2019 single and song by Chris Janson

"Good Vibes" is a song by American country music singer Chris Janson. It is the lead single to his third studio album Real Friends. Janson co-wrote the song with Zach Crowell and Ashley Gorley, the former of whom also produced it.

==History==
Janson said that the idea came from an impromptu meeting with fellow songwriters Zach Crowell and Ashley Gorley, both of whom have written for him previously. He said that the idea came about after telling the other two writers "good vibes only", which inspired the song's central theme of positivity.

The song also features a music video, starring Janson's wife and children.

==Commercial performance==
"Good Vibes" reached No. 1 on Billboard Country Airplay on chart dated October 26, 2019. This is Janson's first No. 1 on the chart.

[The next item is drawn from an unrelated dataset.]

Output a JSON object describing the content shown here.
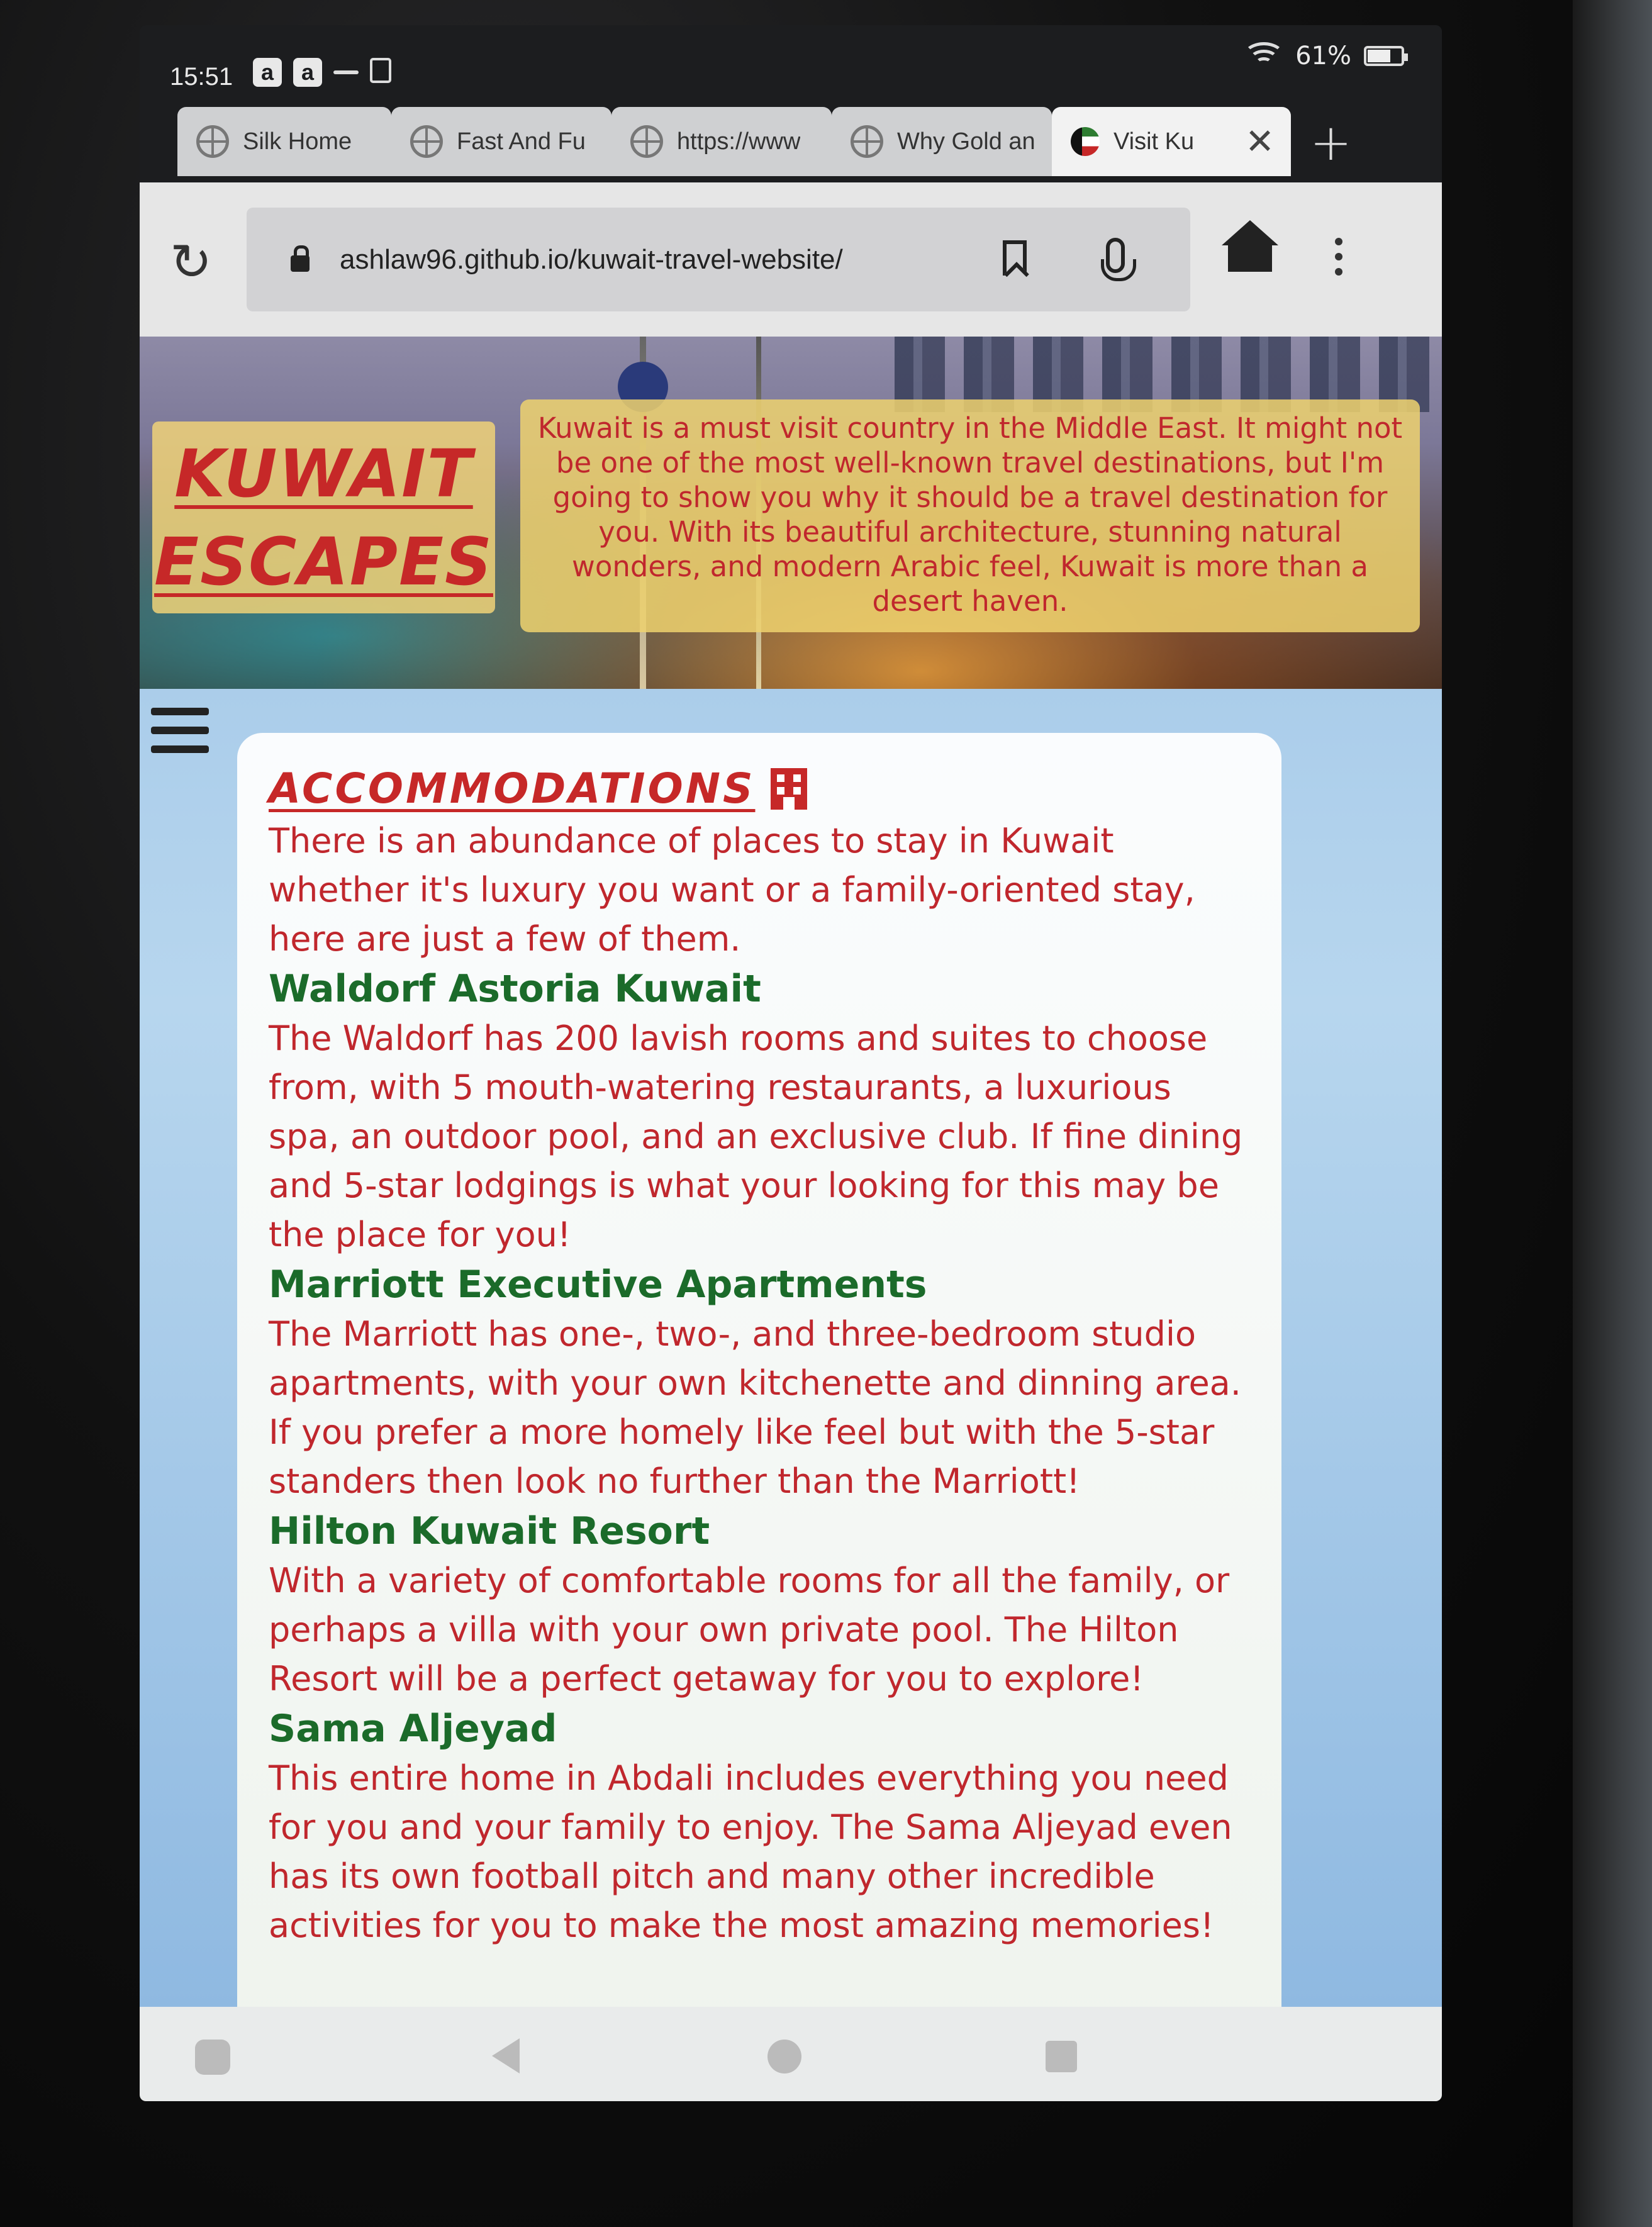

The song has sold 77,000 copies in the United States as of December 2019.

==Music video==
The music video was directed by Michael Monaco and premiered on CMT, GAC and CMT Music in February 2019.

==Charts==

===Weekly charts===

| Chart (2019) | Peak position |
|---|---|
| Canada Country (Billboard) | 1 |
| US Billboard Hot 100 | 48 |
| US Country Airplay (Billboard) | 1 |
| US Hot Country Songs (Billboard) | 8 |

===Year-end charts===

| Chart (2019) | Position |
|---|---|
| US Country Airplay (Billboard) | 28 |
| US Hot Country Songs (Billboard) | 34 |

==Certifications==

Certifications for Good Vibes
| Region | Certification | Certified units/sales |
| United States (RIAA) | Platinum | 1,000,000^{‡} |
^{‡} Sales+streaming figures based on certification alone.